A few French CISOs attended the first edition of Cyber Security Connect UK. We asked them about the event and how they view the work of British CISOs. Although their opinions differ somewhat on this second point, all really appreciated the opportunity to talk with their British counterparts.
Olivier Ligneul is Director of Cyber Security at Groupe EDF and Vice-President of CESIN
* English/French CISOs: Are they very different?
British CISOs are more product and solution oriented. They really focus on the heart of things with quantified goals (dashboards/KPIs, etc.). In France, the question is still "Why go see the Board?”, while the English are already at "How do we go see the Board?” On the business side, the Brits are very interested in identifying the "culprit". In France, we’re more interested in analysing the attacker’s logic. It’s a very different approach. We don’t work in the same way to express how we achieve objectives.
* What advice can CISOs on either side of the Channel give each other?
For the French, learn English. Otherwise, there’s no way to communicate with our British counterparts. It may seem minor, but it’s important. On the other hand, the British would benefit from something similar to the 2011 "back to basics" action promoted by ANSSI’s DG. A British approach that depends too much on the repository can be prejudicial if the repository is flawed. We could look to the British approach to learn to think more in terms of results and less on resources. However, neither the British nor the French wonder enough about what works well for the other. Greater use of benchmarks would help us better identify common issues.

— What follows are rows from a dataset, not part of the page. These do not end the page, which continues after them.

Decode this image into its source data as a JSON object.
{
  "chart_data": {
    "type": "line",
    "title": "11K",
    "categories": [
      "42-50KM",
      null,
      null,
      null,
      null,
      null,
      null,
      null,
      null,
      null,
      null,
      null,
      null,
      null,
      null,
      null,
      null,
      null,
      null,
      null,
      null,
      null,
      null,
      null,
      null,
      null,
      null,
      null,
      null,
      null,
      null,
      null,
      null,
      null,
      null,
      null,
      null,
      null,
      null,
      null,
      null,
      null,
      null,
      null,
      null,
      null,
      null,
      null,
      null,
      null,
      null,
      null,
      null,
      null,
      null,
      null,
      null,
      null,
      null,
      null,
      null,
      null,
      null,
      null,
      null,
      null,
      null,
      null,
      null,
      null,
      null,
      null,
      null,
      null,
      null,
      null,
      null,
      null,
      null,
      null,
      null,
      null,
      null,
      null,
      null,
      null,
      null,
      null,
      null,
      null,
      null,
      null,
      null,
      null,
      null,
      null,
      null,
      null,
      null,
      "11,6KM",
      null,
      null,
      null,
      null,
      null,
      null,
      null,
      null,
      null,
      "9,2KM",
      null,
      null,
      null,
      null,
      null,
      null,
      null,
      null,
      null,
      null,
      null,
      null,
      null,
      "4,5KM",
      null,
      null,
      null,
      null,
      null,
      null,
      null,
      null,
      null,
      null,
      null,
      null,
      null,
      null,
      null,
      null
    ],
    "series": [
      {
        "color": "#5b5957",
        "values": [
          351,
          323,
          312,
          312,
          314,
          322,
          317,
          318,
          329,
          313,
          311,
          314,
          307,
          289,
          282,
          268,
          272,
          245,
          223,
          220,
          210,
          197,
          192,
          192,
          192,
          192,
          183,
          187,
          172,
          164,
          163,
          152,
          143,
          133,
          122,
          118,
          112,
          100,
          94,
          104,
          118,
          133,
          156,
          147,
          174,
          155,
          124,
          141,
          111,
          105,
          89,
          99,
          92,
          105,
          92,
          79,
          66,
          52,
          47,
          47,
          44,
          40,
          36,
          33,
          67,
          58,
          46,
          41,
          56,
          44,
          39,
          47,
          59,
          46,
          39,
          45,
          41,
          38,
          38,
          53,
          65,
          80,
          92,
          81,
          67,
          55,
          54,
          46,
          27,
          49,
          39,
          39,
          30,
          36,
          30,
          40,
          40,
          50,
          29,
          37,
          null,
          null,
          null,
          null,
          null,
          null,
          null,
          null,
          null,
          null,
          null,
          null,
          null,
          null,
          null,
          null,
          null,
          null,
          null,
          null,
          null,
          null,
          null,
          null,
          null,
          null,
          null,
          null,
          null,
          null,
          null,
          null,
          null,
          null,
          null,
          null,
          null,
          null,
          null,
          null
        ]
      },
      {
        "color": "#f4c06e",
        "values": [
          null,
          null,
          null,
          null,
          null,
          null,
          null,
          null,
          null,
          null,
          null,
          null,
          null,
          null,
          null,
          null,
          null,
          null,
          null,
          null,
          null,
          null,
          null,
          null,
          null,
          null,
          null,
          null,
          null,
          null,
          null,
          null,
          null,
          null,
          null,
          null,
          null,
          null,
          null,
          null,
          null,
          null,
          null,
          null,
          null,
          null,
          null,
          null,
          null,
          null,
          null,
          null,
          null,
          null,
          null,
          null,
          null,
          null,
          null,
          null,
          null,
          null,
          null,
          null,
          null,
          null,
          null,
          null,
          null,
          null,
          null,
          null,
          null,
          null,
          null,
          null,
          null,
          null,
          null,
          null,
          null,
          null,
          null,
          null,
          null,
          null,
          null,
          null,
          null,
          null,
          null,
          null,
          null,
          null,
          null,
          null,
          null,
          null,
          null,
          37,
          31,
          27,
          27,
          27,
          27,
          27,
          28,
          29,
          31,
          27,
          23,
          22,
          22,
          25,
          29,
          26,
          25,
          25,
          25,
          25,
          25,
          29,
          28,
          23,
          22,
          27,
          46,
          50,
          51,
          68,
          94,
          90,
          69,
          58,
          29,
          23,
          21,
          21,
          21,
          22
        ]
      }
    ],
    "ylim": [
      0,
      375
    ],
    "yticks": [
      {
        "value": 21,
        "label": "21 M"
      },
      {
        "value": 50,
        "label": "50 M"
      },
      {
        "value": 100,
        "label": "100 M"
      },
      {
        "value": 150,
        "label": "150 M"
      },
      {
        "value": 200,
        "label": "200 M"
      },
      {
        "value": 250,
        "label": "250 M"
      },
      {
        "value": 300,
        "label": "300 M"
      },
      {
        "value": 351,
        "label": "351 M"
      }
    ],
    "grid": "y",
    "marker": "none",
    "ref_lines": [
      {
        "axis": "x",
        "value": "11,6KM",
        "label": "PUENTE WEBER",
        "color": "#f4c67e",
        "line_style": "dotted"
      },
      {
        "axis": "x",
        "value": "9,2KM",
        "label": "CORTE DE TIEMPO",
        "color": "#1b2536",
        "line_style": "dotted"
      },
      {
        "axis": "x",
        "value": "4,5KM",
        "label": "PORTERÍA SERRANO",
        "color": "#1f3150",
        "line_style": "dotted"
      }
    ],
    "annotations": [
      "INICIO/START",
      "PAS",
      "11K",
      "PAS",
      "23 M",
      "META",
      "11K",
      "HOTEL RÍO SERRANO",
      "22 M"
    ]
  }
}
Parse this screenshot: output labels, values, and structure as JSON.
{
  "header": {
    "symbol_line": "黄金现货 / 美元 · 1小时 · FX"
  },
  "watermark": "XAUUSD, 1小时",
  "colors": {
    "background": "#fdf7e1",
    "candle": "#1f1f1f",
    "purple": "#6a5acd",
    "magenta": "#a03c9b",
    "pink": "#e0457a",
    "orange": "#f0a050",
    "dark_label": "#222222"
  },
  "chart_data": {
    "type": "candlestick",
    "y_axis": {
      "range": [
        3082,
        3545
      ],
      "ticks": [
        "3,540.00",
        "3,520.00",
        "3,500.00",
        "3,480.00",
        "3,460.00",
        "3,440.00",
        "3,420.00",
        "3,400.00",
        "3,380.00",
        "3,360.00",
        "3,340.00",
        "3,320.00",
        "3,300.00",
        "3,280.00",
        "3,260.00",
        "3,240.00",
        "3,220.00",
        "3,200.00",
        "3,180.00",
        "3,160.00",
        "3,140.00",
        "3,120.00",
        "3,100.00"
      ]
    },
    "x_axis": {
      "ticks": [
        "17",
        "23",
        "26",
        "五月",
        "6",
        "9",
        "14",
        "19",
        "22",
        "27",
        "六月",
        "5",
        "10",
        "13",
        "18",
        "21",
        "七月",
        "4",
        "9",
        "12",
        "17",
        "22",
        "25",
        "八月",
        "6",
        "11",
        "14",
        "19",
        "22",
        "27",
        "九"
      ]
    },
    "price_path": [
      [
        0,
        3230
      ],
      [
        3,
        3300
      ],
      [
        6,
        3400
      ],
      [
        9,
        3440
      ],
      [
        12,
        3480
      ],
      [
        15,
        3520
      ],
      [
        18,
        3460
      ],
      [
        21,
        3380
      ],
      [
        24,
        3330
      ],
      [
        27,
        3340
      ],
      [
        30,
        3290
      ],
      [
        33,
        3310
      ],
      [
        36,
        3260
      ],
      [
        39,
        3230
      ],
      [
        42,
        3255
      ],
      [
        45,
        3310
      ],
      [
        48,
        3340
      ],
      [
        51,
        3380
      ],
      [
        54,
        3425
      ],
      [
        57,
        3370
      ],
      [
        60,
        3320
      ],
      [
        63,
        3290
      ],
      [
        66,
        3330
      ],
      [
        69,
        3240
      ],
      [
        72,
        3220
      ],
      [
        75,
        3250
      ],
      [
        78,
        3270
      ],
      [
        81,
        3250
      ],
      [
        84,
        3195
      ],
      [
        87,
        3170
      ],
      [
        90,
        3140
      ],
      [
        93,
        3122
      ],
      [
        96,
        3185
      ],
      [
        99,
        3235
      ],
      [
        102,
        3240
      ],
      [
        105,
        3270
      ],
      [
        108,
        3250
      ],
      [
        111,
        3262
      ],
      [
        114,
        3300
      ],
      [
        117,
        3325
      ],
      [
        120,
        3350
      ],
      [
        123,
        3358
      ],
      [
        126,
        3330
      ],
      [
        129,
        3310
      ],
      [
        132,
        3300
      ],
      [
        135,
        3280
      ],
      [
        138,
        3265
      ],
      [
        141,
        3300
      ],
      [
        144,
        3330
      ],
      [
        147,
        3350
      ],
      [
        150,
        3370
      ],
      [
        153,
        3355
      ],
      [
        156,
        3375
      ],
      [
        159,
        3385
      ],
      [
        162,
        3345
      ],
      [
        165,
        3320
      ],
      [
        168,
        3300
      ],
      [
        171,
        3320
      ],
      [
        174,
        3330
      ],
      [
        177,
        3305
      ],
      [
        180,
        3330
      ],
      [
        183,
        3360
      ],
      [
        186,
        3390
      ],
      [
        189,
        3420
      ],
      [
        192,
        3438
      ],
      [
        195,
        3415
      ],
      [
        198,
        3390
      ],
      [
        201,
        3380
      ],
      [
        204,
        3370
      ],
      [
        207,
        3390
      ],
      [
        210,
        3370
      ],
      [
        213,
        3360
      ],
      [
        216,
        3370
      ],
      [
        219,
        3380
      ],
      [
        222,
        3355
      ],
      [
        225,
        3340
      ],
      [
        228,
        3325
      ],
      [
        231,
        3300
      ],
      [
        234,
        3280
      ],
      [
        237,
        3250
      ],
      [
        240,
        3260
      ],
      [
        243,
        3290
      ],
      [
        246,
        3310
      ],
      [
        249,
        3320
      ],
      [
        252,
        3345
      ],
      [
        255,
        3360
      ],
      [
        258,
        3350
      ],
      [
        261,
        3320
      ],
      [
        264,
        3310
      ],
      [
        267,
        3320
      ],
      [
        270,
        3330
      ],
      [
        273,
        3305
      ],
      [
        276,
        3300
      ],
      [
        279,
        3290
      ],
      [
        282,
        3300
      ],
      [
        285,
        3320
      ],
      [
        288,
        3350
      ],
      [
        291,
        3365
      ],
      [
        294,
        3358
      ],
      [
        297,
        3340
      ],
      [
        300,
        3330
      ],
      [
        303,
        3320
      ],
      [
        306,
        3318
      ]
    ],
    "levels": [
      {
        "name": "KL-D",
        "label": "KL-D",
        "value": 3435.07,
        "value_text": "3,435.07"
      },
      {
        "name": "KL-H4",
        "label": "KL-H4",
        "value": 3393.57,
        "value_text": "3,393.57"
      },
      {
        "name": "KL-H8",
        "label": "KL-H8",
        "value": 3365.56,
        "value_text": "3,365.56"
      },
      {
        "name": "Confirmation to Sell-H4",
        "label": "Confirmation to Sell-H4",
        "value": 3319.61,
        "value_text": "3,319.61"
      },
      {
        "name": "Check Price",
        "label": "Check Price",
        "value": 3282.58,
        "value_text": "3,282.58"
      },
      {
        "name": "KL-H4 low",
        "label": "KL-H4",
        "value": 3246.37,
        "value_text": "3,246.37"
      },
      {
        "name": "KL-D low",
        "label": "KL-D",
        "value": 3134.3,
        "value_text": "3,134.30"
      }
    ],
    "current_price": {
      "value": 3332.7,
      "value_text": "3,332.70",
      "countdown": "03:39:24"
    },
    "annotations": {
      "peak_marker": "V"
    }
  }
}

* What did you take away from CSC UK?
Over these two days, I saw a very high level of maturity in visitors. There is mutual respect in the world of cyber security, a willingness to share and debate topics on which we can disagree without arguing. What really impressed me was the wide variety of topics the British are willing to share. Few subjects seem to be taboo and comments are welcomed as contributions and not criticism. I was pleased to represent the CESIN with our President because there are real areas of convergence with members of SASIG. We can make comparisons and cross contributions on the problems we encounter in large groups. This common French-British approach could help us evolve our points of view on the international level and help consolidate overall coherence in the cyber security strategy of international groups.